Kane’s testimony ran in Merritt’s favor in an even more pointed way, however, in that she advanced, more than LaRock had, the defense’s alternate suspect theory.
During her testimony with regard to both the activity and transaction logs on Joseph McStay’s PayPal account, she explicated how on February 10, 2010, six days after the McStay family’s disappearance, there was a failed log-in attempt on Joseph McStay’s PayPal account. That was followed by the resetting of the password for Joseph McStay’s account, carried out from a device with the 220.127.116.11 IP address, that corresponding to Dan Kavanaugh, on February 12. Thereafter, Joseph McStay’s PayPal account sent an $800 payment to Dan Kavanaugh.
Kane’s testimony appeared to have gotten under Imes’ skin.
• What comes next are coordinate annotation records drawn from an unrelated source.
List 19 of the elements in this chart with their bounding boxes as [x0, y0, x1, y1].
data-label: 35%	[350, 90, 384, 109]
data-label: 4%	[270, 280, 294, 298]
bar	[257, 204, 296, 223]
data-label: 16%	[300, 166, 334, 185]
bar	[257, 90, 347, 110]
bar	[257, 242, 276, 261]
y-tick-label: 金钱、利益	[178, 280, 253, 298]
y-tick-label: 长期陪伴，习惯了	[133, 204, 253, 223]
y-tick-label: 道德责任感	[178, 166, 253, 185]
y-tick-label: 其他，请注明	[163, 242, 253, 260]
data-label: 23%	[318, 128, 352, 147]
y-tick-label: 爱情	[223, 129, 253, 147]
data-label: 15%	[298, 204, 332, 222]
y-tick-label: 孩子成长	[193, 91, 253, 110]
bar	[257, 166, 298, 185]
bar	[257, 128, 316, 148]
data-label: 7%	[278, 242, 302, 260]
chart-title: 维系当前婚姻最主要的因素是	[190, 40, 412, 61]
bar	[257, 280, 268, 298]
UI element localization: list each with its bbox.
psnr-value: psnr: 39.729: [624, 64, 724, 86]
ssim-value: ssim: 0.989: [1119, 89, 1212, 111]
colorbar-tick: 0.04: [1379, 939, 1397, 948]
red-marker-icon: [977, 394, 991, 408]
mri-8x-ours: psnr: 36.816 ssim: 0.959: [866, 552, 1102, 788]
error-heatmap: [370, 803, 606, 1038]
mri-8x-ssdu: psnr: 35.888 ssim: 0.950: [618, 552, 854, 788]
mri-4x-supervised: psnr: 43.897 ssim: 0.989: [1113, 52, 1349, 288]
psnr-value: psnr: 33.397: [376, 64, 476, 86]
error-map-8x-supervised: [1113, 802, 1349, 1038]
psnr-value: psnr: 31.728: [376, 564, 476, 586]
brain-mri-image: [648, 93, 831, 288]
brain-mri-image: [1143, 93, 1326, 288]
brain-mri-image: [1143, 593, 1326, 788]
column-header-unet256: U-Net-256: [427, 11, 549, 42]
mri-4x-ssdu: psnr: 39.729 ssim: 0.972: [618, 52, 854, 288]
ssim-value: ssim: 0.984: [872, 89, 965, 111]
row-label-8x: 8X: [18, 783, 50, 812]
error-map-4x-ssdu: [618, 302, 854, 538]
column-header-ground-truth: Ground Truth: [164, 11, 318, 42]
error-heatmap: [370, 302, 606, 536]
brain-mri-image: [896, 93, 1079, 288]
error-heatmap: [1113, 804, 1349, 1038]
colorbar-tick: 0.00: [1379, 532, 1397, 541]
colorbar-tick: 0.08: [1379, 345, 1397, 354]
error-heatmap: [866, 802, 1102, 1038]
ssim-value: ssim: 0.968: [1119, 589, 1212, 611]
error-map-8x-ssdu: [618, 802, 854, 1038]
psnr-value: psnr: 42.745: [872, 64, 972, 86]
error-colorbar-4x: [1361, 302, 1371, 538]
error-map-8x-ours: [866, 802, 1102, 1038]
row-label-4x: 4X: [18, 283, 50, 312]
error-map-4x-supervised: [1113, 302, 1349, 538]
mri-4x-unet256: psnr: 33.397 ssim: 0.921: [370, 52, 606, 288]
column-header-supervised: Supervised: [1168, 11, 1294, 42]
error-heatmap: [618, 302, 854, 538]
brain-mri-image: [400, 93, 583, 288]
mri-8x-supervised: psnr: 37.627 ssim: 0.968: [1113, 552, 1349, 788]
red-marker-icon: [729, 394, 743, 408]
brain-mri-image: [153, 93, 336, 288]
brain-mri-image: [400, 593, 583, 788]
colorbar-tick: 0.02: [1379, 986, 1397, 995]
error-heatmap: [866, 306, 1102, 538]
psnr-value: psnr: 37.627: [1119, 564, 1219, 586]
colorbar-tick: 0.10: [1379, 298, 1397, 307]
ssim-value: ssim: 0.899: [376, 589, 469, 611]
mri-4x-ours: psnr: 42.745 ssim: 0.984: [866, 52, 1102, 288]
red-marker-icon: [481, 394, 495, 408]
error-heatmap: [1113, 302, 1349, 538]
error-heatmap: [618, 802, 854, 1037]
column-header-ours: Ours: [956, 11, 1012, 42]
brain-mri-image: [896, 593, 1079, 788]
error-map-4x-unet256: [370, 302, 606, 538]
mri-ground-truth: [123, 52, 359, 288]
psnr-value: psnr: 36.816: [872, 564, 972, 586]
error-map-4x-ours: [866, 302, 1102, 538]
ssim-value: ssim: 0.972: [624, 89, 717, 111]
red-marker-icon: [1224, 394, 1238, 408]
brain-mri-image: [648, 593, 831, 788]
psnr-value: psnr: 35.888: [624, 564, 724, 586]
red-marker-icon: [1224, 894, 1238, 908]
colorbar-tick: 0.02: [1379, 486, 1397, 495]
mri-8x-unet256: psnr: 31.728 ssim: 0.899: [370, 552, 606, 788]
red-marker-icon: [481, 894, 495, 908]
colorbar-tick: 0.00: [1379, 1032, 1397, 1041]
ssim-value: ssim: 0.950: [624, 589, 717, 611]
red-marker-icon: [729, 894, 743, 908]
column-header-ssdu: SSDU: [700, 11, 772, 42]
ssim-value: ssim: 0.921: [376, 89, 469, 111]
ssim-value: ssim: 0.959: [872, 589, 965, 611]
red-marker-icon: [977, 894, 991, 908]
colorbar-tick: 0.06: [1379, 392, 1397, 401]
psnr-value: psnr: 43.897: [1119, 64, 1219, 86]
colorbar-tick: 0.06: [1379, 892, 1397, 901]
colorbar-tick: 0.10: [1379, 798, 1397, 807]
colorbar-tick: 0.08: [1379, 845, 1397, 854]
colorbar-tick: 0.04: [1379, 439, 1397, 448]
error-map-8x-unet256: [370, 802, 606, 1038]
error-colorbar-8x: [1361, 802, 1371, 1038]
In cross examining her, he did not miss the opportunity to suggest that the defense team or its members might have altered evidence Kane had presented in their client’s favor.
“Do you know exactly how these records are prepared?” Imes asked.
“Yes,” said Kane.
“How?” Imes asked.
“We have a series of systems, passive systems, and when we get a request we process it by searching for the item as provided,” Kane said. “So we pull the records, we have to log into the transaction log and put it into the form of an Excel spreadsheet that is provided.”
“You provide some information in a secured PDF, correct?” Imes asked.
“Yes,” Kane said, “the subscriber information, that is provided.”
“But the transaction stuff is sent in a spreadsheet,” said Imes.
“An Excel spreadsheet,” said Kane.
“It’s not protected, is it?” Imes asked.
“When we send it, yes,” said Kane.
“It is?” Imes intoned incredulously. “The ones that were sent – the ones I see here aren’t protected, were they?”
“I do not know,” Kane said.
“So, if I hit delete, I can make transactions disappear,” Imes said, and then hit the delete button on his laptop computer, thereby deleting elements of the spreadsheet that was visible on the courtroom’s viewing monitors.
“You just did,” said Kane.
“Did you or Mr. McGee or Mr. Maline have to enter a password to get into that spreadsheet?” Imes asked.
“No,” Kane said.
“So then it could be altered in some way by anyone, correct?” Imes asked.
“Objection,” McGee protested. “Calls for speculation.”
“Overruled,” said Judge Smith.
“If it’s not password protected, that information could be corrupted, couldn’t it? Imes pressed.
“Potentially,” Kane said.
“Potentially?” said Imes. “Did you have an opportunity to go over line by line, sheet by sheet to make sure the information provided was exactly the same as was found in the exhibit?”
“Yes,” Kane said. “I reviewed all of the records.”
“Well, one is like 600 pages long,” said Imes. “You went through all 600 pages?”
“When I pulled the accounts, I made sure they were there, yeah,” Kane said.
“So you compared every line of transactions and every sheet of every document you sent to make sure they were the same as those that were transmitted by PayPal,” Imes said.
“Not in detail,” said Kane, “but when we pulled from our systems, it has all of the transactions and all of the activity between the dates we request.”
At one point, in a show of the utter disdain he had for the witness, Imes said, “At this point, Your Honor, I move to strike her testimony. She’s an incompetent custodian of records.”
“Overruled,” said Judge Smith.
Present for much of this week’s testimony was Joseph McStay’s mother, Susan Blake. When she was asked her reaction to the evidence and testimony relating to Kavanaugh, Blake told the Sentinel, “I don’t have a statement at this time.”